Some thoughts on the ‘Du now that we’ve been back for a month now:
1. We are officially the “old hands” here now. We are the people whose good friends have already up and moved on and we are now starting over with new friends among the new people-the new people who we will ultimately leave behind the way our old friends had to leave us. I’m sensing a cycle here.
2. Chengdu changes so fast, there is always something new to explore. I’m gone 3 months and I come back to a falafel stand, a new Japanese grocery store, organic rice available at Metro (albeit full of bugs) and countless other developments. The Hong Kong development that was half empty when I left is now THE night-out hot spot. What will this place be like by the time we leave?
3. My Xiang La Bing vendor still recognizes me even sans preggo belly. I will miss him and his wares dearly when we leave.

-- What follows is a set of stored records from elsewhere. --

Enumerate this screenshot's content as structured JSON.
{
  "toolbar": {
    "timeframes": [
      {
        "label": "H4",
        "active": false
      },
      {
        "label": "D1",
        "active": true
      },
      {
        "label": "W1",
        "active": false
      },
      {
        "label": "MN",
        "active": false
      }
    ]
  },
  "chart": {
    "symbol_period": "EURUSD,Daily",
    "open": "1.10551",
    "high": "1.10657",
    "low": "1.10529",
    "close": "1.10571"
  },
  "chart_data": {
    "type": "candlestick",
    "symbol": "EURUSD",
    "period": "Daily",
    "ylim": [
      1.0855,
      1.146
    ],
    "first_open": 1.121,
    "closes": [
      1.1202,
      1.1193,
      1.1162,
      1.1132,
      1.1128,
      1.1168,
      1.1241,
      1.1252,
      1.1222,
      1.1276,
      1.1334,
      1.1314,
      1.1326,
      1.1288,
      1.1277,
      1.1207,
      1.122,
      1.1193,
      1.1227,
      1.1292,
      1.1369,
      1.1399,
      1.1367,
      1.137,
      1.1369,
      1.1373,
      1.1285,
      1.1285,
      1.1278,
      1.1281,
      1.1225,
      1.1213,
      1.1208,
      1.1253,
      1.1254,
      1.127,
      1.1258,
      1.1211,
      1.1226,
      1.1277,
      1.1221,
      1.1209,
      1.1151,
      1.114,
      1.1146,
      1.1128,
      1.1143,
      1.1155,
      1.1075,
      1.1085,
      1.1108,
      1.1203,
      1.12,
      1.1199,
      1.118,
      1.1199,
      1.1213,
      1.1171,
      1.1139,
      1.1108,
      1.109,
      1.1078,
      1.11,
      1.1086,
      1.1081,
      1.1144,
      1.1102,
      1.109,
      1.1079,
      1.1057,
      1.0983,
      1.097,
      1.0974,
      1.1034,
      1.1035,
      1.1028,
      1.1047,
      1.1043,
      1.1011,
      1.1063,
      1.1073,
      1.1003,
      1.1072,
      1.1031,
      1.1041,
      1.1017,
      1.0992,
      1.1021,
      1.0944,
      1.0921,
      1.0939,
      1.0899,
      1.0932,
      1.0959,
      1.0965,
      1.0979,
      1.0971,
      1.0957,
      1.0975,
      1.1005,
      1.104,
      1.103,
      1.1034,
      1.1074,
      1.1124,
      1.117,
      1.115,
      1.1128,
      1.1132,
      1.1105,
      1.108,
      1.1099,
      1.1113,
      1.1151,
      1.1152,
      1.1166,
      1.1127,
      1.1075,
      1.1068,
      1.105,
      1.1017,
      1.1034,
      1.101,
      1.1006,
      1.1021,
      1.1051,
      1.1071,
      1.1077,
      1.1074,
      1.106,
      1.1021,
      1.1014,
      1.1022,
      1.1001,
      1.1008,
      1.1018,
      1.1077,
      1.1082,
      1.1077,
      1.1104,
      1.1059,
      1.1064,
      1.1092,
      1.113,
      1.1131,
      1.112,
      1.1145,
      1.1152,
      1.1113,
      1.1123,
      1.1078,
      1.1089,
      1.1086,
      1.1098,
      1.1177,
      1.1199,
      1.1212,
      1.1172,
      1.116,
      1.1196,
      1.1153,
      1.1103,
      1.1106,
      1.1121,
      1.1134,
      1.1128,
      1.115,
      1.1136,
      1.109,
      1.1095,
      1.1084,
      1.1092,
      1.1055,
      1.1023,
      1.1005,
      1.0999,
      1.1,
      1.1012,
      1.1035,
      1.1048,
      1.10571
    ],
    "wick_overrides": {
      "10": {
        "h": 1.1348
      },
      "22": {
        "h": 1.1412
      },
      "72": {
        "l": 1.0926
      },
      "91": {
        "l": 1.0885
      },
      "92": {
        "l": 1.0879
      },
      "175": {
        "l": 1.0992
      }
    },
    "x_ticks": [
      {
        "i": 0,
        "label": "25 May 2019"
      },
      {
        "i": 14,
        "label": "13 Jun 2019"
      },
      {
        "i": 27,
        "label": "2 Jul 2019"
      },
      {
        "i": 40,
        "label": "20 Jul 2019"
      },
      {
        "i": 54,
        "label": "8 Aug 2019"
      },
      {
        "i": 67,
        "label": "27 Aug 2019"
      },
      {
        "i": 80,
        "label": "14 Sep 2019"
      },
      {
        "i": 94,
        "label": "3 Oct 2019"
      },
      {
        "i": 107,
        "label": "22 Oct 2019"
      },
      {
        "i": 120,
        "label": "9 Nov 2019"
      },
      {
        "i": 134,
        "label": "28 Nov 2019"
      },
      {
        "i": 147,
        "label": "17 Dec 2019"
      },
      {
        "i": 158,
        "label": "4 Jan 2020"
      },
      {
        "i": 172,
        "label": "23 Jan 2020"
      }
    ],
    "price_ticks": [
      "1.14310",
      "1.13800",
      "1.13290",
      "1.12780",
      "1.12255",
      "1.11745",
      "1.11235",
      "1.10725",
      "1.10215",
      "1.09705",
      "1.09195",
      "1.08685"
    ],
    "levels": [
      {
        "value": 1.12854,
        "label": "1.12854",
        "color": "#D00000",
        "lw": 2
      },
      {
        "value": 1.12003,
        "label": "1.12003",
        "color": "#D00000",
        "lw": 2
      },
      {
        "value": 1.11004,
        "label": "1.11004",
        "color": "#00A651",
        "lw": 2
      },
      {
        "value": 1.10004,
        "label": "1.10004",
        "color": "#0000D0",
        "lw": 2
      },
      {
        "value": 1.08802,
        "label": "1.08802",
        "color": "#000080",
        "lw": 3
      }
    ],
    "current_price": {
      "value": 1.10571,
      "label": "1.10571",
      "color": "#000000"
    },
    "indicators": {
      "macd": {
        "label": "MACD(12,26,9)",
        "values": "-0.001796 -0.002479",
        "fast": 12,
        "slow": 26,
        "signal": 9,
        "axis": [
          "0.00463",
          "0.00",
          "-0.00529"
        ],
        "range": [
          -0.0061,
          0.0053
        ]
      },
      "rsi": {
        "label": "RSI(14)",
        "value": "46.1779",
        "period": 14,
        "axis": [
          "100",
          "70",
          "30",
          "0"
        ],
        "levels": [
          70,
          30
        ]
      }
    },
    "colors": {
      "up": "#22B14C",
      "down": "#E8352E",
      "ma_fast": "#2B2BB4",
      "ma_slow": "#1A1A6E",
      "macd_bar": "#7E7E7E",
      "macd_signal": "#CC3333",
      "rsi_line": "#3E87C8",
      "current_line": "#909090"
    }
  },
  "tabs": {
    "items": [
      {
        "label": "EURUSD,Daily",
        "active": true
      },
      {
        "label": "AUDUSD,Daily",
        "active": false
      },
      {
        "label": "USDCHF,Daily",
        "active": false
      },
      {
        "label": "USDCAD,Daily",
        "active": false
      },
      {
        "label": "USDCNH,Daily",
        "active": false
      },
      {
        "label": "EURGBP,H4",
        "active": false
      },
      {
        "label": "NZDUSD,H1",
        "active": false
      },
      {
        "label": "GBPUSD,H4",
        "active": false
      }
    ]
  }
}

4. I still don’t love Chengdu, I don’t love China, but I’ve become familiar with this part of the country in a way that borders on affection. In the same way you can’t pick your family, you can’t pick your post. But its possible to learn to love or at least embrace both.
5. The “Victorian Brothel” style of “luxury decor” here does not seem quite as hideous to me as it once did. That or the aesthetic is gradually becoming less gaudy. I sincerely hope its the latter.
6. I now think of Chengdu as a really pretty great post, minus the pollution and food safety issues. Were it not for those two things, I could stay here much longer I think. Otherwise the traffic isn’t bad, markets and grocery stores are conveniently close by, the people are very nice, its cheap to live here, etc. Sure we miss a good restaurant scene and more interesting things to do on the weekend but having a baby now, we don’t miss those things quite as much these days. Or rather, we do, but we wouldn’t be going out doing them even if they were here 🙂
7. Having a baby makes me view China and the Chinese people differently. On one hand, see point #6. On the other hand, I’ve never had so many pleasant and wonderful interactions with people on the street as I have since we brought Will back. I was terrified of Sichuanese grandmothers scolding me for my child-care, but I’m finding its actually usually fellow parents that come up and make conversation. It’s nice.
8. My Chinese is getting better again now that I’m home all day without the opportunity to speak as much English.
9. Not related: but our new ayi is fantastic. Seriously. She cleans even better than I do (hard to do), she’s smart, she’s thoughtful and she’s just really nice to be around.Whoever hires her when we leave is a lucky, lucky family.